Cuando era niña, uno de los mayores placeres de Marta era esconderse en el dormitorio de su madre. Tenía un enorme ropero con un precioso muestrario de vestidos, zapatos y joyas dispuestos con exquisita pulcritud. Ese era el adjetivo que mejor definía a su madre: exquisita. A Marta le encantaba sentarse a los pies de la cama y contemplar cómo su madre se alisaba la larga cabellera negra durante minutos y minutos frente al espejo del tocador. Era un pelo hermoso, de guedejas brillantes que le caían con elegancia hasta media espalda. Marta también tenía el pelo largo y sedoso. Era el legado de su madre. Desde niña lo cuidaba con baños de espuma especial, lo vaciaba con un largo cepillo de púas romas, lo recortaba en las puntas. Su madre se sentía orgullosa de su pelo, y ella también. A veces se bañaban las dos juntas y reían enjabonándose la cabeza, y luego se cepillaban la una a la otra, canturreando. Eran como dos gatos que se lamen y se acicalan haciendo su vínculo de amor más y más fuerte. En el pelo de Marta estaban enterradas las caricias de su madre, el olor de los aceites de aquel dormitorio, las noches de complicidad entre ambas. Entre sus guedejas, Marta guardaba lo mejor de la infancia.

También de eso la despojaron. Mientras escuchaba el ruido de la maquinilla eléctrica devastando su cabellera, lloraba en silencio. Veía caer a sus pies desnudos los mechones de pelo, como una lluvia del pasado.

De nuevo en la oscuridad de la habitación, se tocó el cráneo rasurado y se sintió más desnuda que nunca. Se tumbó en el suelo recogida sobre sí misma como un feto, tiritando de frío. Se mordió las manos para que los guardias no oyeran su llanto y así estuvo durante horas, pensando en los suyos, en cada detalle nimio de su vida anterior.

Recordó a su padre, los consejos que siempre le daba cuando estaban sentados a la mesa los tres. «Marta, no apoyes los codos en la mesa, no sorbas la sopa, no te levantes hasta que tu madre te lo diga». Ella y su madre se miraban a través de la jarra de agua y sonreían con complicidad. Su padre era demasiado estricto, pero no se enteraba de nada de lo que ocurría en casa.

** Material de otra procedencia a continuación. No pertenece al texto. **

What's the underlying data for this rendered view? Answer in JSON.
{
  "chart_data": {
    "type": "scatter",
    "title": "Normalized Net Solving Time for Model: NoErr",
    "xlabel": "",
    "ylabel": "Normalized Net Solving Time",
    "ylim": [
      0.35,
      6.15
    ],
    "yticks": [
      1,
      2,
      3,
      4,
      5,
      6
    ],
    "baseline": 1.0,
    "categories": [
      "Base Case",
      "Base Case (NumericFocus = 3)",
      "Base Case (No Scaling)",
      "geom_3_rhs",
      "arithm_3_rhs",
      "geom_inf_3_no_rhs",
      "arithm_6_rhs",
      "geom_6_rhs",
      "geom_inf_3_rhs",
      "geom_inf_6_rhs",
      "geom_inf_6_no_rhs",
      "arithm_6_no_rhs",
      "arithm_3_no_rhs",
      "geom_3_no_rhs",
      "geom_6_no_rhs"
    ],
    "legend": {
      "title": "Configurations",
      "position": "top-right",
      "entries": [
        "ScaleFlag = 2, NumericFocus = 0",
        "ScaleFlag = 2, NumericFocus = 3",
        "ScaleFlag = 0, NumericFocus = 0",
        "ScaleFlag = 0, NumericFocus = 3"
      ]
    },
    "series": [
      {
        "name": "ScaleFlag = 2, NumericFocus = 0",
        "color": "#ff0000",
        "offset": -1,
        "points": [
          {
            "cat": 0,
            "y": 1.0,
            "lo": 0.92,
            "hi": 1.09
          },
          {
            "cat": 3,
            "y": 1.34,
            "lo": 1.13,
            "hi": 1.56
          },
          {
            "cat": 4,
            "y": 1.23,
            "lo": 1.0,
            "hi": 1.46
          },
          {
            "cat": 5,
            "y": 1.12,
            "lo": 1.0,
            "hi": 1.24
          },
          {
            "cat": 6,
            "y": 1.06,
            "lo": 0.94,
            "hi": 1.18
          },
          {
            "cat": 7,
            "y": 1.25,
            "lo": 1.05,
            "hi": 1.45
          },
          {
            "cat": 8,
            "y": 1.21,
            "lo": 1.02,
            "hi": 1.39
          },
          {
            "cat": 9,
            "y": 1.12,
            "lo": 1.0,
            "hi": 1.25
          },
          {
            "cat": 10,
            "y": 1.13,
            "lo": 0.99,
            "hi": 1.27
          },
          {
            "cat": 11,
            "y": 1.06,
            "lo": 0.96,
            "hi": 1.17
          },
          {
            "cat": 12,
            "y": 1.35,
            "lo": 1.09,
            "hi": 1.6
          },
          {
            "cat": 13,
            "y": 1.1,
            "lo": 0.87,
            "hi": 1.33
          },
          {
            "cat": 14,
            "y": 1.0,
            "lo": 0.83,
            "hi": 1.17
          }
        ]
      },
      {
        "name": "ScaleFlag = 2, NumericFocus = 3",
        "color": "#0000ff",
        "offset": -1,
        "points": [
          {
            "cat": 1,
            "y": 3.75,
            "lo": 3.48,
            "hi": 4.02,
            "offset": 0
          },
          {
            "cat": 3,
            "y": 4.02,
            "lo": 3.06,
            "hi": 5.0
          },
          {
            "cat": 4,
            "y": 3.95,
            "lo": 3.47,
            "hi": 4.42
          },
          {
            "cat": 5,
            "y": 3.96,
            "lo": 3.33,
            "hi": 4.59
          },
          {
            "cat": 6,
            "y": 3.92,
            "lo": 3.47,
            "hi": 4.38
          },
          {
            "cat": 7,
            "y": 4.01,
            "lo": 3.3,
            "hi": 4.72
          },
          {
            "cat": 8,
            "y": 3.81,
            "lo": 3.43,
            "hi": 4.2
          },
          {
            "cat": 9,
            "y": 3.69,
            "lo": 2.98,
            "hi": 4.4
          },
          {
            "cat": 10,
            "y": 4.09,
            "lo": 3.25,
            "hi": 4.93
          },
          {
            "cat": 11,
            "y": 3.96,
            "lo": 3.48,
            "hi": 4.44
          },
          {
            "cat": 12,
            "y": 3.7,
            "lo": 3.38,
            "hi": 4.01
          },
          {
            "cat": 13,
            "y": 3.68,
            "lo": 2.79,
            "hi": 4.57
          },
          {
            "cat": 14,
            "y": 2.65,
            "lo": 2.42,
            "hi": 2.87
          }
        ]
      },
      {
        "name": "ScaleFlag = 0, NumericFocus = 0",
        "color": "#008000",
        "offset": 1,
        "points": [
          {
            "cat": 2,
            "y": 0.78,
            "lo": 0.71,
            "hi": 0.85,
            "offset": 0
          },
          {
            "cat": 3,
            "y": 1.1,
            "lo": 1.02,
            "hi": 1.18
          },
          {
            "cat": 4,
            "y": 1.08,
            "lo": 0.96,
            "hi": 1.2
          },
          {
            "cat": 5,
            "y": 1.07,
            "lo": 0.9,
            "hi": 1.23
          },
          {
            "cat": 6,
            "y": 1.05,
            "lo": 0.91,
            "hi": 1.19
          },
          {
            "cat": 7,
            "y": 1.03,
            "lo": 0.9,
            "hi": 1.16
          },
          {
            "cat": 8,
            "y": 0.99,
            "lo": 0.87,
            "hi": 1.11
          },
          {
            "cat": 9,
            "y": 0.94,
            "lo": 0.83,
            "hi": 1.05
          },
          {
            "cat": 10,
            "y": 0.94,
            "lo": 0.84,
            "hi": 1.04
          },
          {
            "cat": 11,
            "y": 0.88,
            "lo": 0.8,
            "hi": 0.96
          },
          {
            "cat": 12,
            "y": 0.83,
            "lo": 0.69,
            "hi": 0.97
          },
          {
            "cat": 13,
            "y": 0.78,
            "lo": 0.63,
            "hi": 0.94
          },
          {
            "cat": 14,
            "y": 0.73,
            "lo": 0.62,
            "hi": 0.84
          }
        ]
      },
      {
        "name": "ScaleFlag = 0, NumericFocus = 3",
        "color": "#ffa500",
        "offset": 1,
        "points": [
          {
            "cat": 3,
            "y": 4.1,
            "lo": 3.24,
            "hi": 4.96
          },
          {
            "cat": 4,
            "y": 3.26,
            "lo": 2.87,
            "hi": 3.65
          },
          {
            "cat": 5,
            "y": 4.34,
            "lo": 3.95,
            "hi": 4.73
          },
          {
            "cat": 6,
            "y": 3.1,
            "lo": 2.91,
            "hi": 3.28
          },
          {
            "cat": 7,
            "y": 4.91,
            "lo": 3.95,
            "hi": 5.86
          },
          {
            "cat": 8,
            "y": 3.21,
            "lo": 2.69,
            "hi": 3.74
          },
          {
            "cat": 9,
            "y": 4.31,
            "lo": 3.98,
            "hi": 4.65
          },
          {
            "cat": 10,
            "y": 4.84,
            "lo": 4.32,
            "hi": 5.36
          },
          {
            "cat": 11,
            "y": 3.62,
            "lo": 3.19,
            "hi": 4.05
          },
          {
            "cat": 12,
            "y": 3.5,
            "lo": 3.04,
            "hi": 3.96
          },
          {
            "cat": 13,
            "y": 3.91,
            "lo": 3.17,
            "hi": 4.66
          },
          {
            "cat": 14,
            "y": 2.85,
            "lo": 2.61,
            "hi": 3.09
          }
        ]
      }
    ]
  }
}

Pensaba en su casa, en la última vez que lo vio: su padre estaba afeitándose en el baño. Sobre su cabeza pendía amenazante un viejo termo eléctrico. Había que ducharse con rapidez, antes de que el sordo gorgoteo de la cañería anunciase que se terminaba el agua caliente. Se vestía con cuidado. Aquella última tarde se puso el traje gris y la camisa a juego, la que llevaba cuando tenía que ir a algún juicio. Luego se anudó la corbata con un nudo demasiado grueso para la moda pero que a él le gustaba. Se peinó el pelo, negro y corto sin secar hacia un lado, dejando colgar sobre su ancha frente una onda del flequillo. Se puso unas gotas de colonia de Agua Fresca detrás de las orejas y en el dorso de las muñecas. Suspiró con hondura, pasó la palma de la mano sobre la superficie agrietada del espejo para limpiarla de vaho y se miró.

—¿Te parece que tu padre está presentable? —le preguntó a través del reflejo cuarteado del espejo.

—Sí, papá. Estás estupendo —le dijo ella, y le besó en la mejilla, llevándose en aquel último beso un poco de colonia pegada a los labios.

Ese rescoldo que ya no le calentaba apenas era lo único que le quedaba de su vida anterior. Intentó dormirse mecida por aquellos recuerdos. Sabía que su padre nunca dejaría de buscarla, que removería cielo y tierra hasta encontrarla.

Sabía que aunque todo el mundo la olvidase, él no lo haría. Nunca. Y a esa idea se aferraba con desesperación.